Denizlerin Durumu
Bütün bu tarifleri yaparken önemli bir noktayı hatırlatmak yerinde olacaktır. Daha önce de belirttiğimiz gibi, zihinlerde canlandırmaya çalıştığımız bu manzara tamamen Kuran ayetlerinden yola çıkarak yaptığımız tariflerdir. Kuran'da belirtilen şekline bağlı kalarak yaptığımız tüm tanımlamalar Allah'ın dilemesi ile gerçekleşecek olan ve Allah'ın olmasını vaat ettiği gerçeklerdir. Var olan herşeyi yaratan Allah, kuşkusuz ki bunların her birini gidermeye ve yerle bir etmeye de kadirdir. Ayetlerin bizlere haber verdiği gibi kıyamet günü her şey akıl almaz bir gösteriyle yok olup gidecektir. Bu, Allah'ın vaadidir. Allah bir ayetinde şöyle buyurmaktadır:
(Bu,) Allah'ın va'didir; Allah, vadinden geri dönmez. Ancak insanların çoğu bilmezler. (Rum Suresi, 6)
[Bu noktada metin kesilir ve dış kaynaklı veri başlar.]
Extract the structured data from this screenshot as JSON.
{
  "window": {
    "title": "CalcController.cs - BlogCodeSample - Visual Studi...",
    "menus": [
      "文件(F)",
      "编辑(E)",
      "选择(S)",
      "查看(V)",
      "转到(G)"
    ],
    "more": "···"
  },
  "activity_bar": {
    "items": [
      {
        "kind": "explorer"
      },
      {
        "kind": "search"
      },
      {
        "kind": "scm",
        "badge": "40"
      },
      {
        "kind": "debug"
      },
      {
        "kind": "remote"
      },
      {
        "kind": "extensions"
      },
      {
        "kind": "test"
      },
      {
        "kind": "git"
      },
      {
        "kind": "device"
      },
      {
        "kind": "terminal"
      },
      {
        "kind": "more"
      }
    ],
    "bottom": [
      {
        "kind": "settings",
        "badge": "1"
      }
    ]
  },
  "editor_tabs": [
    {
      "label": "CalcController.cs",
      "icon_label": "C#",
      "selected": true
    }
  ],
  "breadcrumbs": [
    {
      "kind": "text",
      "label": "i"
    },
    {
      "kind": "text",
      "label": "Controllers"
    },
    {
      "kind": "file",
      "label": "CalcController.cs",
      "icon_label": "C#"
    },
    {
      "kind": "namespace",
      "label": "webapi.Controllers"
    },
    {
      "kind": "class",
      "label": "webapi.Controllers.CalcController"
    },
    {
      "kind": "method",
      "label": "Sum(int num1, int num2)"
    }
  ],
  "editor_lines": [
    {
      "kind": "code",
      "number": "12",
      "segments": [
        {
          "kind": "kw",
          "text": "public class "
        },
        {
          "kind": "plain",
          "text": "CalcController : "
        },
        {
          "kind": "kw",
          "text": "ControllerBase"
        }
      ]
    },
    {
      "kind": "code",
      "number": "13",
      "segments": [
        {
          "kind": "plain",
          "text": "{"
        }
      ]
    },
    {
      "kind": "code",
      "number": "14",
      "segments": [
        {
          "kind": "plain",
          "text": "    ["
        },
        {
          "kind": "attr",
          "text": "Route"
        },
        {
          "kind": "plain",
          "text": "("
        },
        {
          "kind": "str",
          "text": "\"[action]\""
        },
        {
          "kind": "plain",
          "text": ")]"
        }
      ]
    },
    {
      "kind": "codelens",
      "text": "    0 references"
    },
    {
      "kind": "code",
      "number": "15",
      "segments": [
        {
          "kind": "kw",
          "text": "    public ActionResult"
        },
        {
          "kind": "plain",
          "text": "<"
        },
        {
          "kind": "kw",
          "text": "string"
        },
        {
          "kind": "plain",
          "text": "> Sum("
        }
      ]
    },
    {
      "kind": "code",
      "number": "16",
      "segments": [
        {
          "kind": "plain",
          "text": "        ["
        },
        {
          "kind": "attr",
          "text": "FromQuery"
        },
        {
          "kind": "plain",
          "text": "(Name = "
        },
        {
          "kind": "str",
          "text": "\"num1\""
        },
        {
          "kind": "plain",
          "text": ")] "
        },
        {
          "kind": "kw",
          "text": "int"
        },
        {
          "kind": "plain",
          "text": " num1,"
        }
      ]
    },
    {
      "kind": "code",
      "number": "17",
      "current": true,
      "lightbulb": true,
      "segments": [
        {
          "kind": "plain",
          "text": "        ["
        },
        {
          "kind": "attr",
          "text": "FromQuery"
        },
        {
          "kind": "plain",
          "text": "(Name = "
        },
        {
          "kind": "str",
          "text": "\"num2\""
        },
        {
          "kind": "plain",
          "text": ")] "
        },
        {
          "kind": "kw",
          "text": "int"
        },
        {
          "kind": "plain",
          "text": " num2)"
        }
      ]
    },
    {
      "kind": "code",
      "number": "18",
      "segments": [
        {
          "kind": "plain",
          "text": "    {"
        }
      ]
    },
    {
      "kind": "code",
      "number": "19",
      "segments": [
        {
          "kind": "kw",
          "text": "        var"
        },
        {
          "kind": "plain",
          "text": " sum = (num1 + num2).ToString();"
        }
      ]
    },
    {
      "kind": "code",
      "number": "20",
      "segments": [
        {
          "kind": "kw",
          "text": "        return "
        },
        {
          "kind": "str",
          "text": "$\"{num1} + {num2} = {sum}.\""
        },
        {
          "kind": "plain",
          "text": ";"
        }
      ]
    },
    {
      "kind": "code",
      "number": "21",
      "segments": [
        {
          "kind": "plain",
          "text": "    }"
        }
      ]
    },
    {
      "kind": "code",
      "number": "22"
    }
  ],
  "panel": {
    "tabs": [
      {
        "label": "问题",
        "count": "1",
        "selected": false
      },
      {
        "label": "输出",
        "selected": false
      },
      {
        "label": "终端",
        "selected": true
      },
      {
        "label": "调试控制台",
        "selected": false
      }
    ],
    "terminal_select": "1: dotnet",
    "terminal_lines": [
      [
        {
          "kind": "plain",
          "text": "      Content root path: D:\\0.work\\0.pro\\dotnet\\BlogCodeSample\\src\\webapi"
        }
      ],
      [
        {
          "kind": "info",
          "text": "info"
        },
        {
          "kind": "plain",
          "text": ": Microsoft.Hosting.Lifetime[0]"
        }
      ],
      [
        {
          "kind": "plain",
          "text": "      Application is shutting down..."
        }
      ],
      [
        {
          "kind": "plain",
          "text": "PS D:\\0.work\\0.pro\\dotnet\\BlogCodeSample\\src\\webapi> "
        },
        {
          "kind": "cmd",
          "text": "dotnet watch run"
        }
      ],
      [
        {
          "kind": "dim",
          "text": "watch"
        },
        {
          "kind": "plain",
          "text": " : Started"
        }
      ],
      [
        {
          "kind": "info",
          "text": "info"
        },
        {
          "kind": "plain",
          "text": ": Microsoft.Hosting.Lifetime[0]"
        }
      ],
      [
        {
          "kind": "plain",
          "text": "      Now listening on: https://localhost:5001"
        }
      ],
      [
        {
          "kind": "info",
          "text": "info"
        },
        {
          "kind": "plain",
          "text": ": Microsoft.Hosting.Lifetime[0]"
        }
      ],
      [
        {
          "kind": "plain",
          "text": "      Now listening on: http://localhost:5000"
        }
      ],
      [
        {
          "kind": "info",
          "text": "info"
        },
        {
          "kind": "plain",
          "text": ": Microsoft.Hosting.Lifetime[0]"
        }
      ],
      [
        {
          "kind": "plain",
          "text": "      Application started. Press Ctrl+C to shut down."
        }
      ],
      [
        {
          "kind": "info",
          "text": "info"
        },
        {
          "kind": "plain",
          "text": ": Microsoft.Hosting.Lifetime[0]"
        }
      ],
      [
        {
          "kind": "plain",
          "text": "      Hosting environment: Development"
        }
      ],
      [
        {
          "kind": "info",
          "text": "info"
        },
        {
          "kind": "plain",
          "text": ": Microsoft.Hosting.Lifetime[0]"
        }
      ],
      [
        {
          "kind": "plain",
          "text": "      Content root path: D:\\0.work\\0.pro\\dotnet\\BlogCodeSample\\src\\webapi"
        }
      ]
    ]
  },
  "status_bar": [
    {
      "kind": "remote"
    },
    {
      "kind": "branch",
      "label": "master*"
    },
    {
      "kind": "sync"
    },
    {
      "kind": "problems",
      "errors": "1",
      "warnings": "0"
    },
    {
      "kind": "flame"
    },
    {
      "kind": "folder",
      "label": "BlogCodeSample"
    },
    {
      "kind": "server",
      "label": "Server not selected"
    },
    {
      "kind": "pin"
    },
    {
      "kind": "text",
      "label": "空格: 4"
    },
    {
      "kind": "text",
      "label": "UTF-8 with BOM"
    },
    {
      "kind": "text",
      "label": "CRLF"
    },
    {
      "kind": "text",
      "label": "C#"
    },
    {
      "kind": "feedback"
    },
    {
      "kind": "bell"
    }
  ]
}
Artık kendi büyüklüğü ile övünen insanın hiçbir değeri kalmamıştır. Kendini Allah'ın karşısında değerli ve güçlü gören, kendi aldanışı içinde Allah'ı inkar etmekten çekinmeyen insan, olan bitenler karşısında alabildiğine güçsüz ve acizdir. Kendisinden üstün gördüğü varlıklar da Allah'ın takdir ettiği bu büyük güne teslim olmuşlardır. Dağlar, denizler ve tüm kainat o hiç sarsılmazmış gibi gözüken sağlam vasfını yitirmiş, sadece ve sadece Allah'a itaat etmişler, Allah'ın bir "Ol" demesiyle herşey olup bitmiştir. Her biri O'nun verdiği hükme boyun eğici olarak yerine getirmeleri gereken görevlerini tamamlamışlardır. Dağların renkli yünler gibi dağılıp parçalandığı, yerin tüm ağırlıklarını dışarıya attığı kıyamet günü denizlerde meydana gelen olaylar da Allah'ın sonsuz büyüklüğünü bir kez daha gözler önüne sermektedir. Kuran'da bildirildiğe göre o gün denizler yanacak ve fışkırıp taşacaktır.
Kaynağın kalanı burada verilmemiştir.